I found this digital filter in code I am working on. It is a low pass filter. In the code it is called an "alpha filter", but it is not the same as the alpha filter mentioned here.
I post the relevant code below:
float alpha = 0.7;
float prev = 0.0;
float filter(float sample) {
float filtered = (sample * alpha) + (prev * (1.0 - alpha));
prev = sample;
return filtered;
}
It looks like alpha should be in range $[0, 1]$. By increasing alpha
, the filter tracks the measurement with less delay, but lets more noise through.
I am tasked with writing library functions, and I would like to give this thing its proper name, and hopefully link to a Wikipedia article in the doc tags.
Answer
I'm new, so I can't add this comment to Matt L.'s answer.
It is not an exponential filter, the equation is actually:
$$ y[n] \ = \ \alpha \, x[n] \ + \ ( 1 - \alpha ) \, x[n-1] $$
So it is a very short FIR filter, not an IIR filter.

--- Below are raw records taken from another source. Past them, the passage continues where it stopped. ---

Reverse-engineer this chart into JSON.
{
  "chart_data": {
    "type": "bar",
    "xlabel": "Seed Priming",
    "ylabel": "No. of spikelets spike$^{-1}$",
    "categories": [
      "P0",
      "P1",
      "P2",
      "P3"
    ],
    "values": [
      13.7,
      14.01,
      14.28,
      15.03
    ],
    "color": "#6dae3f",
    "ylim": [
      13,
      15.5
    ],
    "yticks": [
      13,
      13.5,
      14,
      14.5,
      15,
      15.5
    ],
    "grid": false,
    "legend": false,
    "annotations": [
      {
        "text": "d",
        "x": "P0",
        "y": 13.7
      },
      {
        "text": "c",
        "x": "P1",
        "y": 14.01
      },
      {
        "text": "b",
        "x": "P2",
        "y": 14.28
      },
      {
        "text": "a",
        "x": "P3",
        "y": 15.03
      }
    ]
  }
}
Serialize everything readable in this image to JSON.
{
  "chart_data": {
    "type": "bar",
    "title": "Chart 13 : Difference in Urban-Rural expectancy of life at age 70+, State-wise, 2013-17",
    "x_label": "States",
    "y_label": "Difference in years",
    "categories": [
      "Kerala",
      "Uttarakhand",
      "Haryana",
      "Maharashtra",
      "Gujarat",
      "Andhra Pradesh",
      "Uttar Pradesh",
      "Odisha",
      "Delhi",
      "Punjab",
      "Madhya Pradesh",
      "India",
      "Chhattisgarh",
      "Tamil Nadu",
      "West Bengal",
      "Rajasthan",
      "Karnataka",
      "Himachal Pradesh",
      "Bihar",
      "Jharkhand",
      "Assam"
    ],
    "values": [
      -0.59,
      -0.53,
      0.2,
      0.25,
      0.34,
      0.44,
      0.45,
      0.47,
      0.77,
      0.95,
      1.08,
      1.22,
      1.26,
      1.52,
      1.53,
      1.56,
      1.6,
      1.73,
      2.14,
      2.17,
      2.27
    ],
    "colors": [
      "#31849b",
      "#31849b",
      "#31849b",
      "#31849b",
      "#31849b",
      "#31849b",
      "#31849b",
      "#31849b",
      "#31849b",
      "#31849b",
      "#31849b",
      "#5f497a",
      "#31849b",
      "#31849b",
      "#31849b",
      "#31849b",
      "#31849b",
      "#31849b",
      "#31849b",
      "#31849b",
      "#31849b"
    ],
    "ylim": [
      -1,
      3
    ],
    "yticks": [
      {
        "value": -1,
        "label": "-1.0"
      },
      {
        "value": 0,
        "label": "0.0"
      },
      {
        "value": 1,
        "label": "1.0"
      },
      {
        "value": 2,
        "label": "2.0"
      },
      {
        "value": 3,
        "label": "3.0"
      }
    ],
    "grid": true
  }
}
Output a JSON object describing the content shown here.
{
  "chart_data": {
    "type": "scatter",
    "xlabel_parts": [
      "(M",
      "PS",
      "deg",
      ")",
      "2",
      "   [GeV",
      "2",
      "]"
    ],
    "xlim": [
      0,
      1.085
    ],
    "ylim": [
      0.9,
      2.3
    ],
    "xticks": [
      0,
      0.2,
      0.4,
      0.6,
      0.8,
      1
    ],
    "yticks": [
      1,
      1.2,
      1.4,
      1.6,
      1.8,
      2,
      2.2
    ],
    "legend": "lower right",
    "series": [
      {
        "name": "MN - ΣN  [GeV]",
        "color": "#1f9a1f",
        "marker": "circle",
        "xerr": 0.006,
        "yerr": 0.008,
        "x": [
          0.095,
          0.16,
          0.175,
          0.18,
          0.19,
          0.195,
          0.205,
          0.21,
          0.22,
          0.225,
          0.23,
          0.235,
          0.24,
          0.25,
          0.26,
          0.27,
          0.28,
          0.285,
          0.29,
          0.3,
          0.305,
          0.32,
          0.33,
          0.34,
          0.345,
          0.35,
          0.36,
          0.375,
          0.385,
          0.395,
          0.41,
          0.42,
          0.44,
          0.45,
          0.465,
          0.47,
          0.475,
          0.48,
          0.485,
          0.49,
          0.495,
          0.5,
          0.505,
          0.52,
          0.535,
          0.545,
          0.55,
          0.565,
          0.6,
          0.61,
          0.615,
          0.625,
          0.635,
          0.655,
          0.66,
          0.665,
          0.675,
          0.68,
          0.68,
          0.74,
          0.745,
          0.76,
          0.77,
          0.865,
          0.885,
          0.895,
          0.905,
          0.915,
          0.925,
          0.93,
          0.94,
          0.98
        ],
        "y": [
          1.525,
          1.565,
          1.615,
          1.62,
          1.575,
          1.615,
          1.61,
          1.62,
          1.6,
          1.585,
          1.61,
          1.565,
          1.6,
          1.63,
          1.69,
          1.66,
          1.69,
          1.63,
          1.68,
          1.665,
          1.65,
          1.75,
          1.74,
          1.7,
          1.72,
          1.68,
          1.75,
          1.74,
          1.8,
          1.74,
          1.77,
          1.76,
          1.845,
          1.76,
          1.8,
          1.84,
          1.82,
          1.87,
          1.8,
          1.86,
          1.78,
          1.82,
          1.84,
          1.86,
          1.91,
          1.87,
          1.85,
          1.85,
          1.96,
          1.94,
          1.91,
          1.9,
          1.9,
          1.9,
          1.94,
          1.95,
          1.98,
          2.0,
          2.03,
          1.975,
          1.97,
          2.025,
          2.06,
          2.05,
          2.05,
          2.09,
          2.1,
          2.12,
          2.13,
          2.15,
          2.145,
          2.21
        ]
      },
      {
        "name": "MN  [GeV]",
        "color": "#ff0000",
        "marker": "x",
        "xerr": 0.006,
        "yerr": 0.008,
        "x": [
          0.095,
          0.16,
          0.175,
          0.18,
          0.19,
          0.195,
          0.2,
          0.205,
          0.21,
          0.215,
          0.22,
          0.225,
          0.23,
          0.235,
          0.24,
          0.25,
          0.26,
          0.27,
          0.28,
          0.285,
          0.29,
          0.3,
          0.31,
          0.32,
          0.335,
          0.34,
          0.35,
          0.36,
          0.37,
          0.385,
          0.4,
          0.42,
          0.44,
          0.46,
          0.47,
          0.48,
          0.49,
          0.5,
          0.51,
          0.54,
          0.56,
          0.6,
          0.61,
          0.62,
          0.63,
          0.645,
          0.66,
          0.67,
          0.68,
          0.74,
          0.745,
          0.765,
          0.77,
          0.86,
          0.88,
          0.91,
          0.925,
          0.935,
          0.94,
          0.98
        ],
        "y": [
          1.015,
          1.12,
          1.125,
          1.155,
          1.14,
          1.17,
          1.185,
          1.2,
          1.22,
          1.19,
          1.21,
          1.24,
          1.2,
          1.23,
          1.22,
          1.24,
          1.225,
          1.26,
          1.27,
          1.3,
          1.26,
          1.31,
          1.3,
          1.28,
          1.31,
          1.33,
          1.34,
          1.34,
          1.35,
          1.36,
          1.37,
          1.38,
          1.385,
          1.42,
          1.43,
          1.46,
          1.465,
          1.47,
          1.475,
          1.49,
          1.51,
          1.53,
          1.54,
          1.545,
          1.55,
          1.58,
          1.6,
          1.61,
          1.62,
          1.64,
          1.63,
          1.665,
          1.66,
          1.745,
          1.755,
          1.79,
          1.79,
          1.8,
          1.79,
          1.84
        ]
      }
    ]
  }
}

I'm not expert enough to know a specific name.
Ced
============================================= Followup:
I want to thank everyone for their upvotes. Yes, I've contributed to comp.dsp and I am a blogger at dsprelated.com.
Like all of you, I suspect that the intent of the function was to be an exponential filter and was coded erroneously.
If I were to name the filter as coded, I would call it a "Linear Interpolation Filter", or perhaps a "Subsamplesize Time Shift filter" when $\alpha$ is between zero and one. It would make more sense as such if the $\alpha$ and $(1-\alpha)$ coefficients were reversed.